Dia 08/08. Data que ficará marcada como uma das mais (se não a mais) triste do ano de 2020.
Oito de agosto. A gosto. Agora, desgosto. Uma tristeza infinda toma conta do coração de milhares de brasileiros.
08/08/2020. Data que morre Chica Xavier, mulher, atriz expoente da cultura negra, portanto, representante de um povo marginalizado desde o descobrimento do país. Artista que soube abraçar as poucas oportunidades que lhe couberam, relegando-se a papeis de menor visibilidade ou da base da pirâmide social. Personagens que, quando não era de empregada doméstica, era de escrava, na maioria das vezes.
08/08/2020. Data em que morre dom Pedro Casaldáliga. Homem simples e de estatura franzina, porém forte e corajoso para lutar contra as mazelas sociais e políticas consequentes do embate entre os poderosos latifundiários de São Felix do Araguaia que tinham representantes do Estado a seu favor, e o pobre povo ribeirinho, camponeses e indígenas, que só queriam o direito, já legalizado, de permanecer e viver de suas terras. Bispo que não se importou com a imagem que teria na hierarquia conservadora da Igreja, mas sempre se importou com o povo sem voz nem vez, falando por eles, sendo um deles. Aos 92 anos, ainda era resistência.

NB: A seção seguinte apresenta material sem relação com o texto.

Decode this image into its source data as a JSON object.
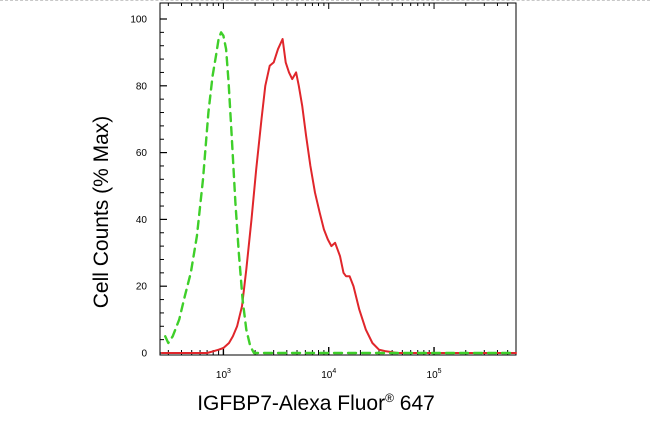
{
  "chart_data": {
    "type": "line",
    "title": "",
    "xlabel": "IGFBP7-Alexa Fluor",
    "xlabel_mark": "®",
    "xlabel_suffix": " 647",
    "ylabel": "Cell Counts (% Max)",
    "x_scale": "log",
    "xlim": [
      250,
      600000
    ],
    "ylim": [
      0,
      100
    ],
    "y_ticks": [
      0,
      20,
      40,
      60,
      80,
      100
    ],
    "x_ticks": [
      {
        "value": 1000,
        "base": "10",
        "exp": "3"
      },
      {
        "value": 10000,
        "base": "10",
        "exp": "4"
      },
      {
        "value": 100000,
        "base": "10",
        "exp": "5"
      }
    ],
    "grid": false,
    "legend": "none",
    "series": [
      {
        "color": "#e0262b",
        "style": "solid",
        "x": [
          260,
          700,
          800,
          900,
          1000,
          1130,
          1230,
          1350,
          1500,
          1650,
          1850,
          2050,
          2300,
          2500,
          2750,
          3000,
          3300,
          3650,
          3900,
          4200,
          4500,
          4900,
          5200,
          5600,
          6100,
          6700,
          7400,
          8200,
          9000,
          9800,
          10600,
          11500,
          12800,
          13800,
          14600,
          15800,
          17200,
          19500,
          22500,
          26000,
          30000,
          35000,
          45000,
          60000,
          100000,
          200000,
          400000,
          600000
        ],
        "y": [
          0,
          0,
          0.5,
          1,
          1.5,
          3,
          5,
          8,
          14,
          25,
          40,
          55,
          70,
          80,
          86,
          87,
          91,
          94,
          87,
          84,
          82,
          84,
          80,
          74,
          65,
          56,
          48,
          42,
          37,
          34,
          32,
          33,
          29,
          24,
          23,
          23,
          20,
          13,
          7,
          3,
          1,
          0.5,
          0,
          0,
          0,
          0,
          0,
          0
        ]
      },
      {
        "color": "#3fcf2a",
        "style": "dashed",
        "x": [
          280,
          300,
          330,
          380,
          430,
          490,
          560,
          640,
          720,
          790,
          850,
          900,
          950,
          1000,
          1060,
          1120,
          1200,
          1300,
          1400,
          1520,
          1650,
          1800,
          1950,
          2150,
          2400,
          2800,
          3500,
          5000,
          8000,
          20000,
          100000,
          600000
        ],
        "y": [
          5,
          3,
          5,
          10,
          17,
          24,
          35,
          52,
          72,
          83,
          89,
          94,
          96,
          95,
          91,
          81,
          65,
          45,
          30,
          16,
          7,
          2,
          0,
          0,
          0,
          0,
          0,
          0,
          0,
          0,
          0,
          0
        ]
      }
    ]
  }
}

08/08/2020. Data em que se bate, oficialmente, 100.000 mortos pela COVID-19. Oficialmente porque pode ter outros milhares de mortos escondidos nas subnotificações. Num momento em que o país sequer tem um ministro da saúde, e mesmo que tivesse, pouco faria para minimizar este estado de caos, pois da forma que está é coerente com a necropolítica estabelecida pelo representante maior e seus asseclas.

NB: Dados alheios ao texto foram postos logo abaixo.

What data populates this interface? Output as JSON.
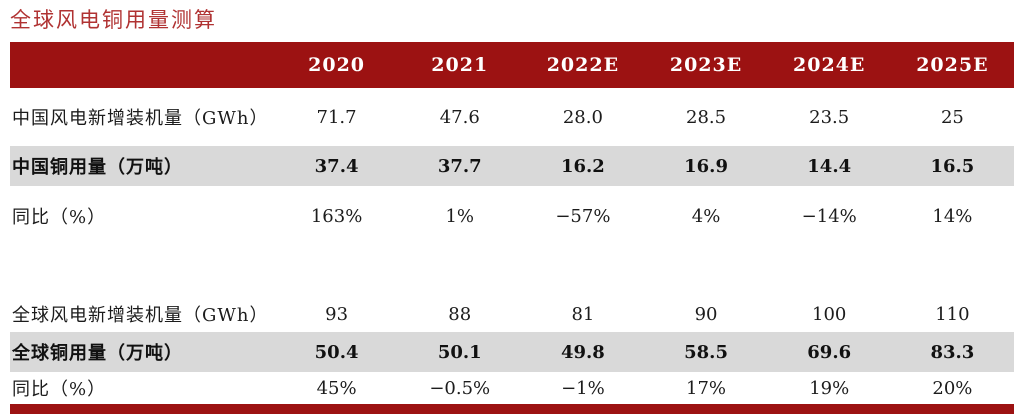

08/08/2020. Data em que a Cinemateca Brasileira amanhece sem dono. Ontem, suas chaves foram devolvidas ao governo federal que, em sintonia com os discursos da cúpula, quer calar, para dizer o mínimo, quaisquer sinais de inteligência e cultura no país.
Chica Xavier choraria pela Cinemateca e pela forma como ela está abandonada há meses. Choraria também por seu povo negro e os números absurdos nas desigualdades e opressões que eles representam nos indicadores sociais, por exemplo, que 75,5% das pessoas mortas pela polícia brasileira são negras.
Pedro choraria pelos 100.000 mortos, como chorou pelos 23.000 indígenas contaminados e 645 mortos, além dos subnotificados. Chica e Pedro devem ter morrido em paz, convictos de que fizeram sua parte e deixaram um legado para seus povos. Chica e Pedro não devem ter se conhecido, e tinham quase nada em comum, mas sem dúvida, deixaram um país melhor do que eles encontraram, por pior que ele esteja.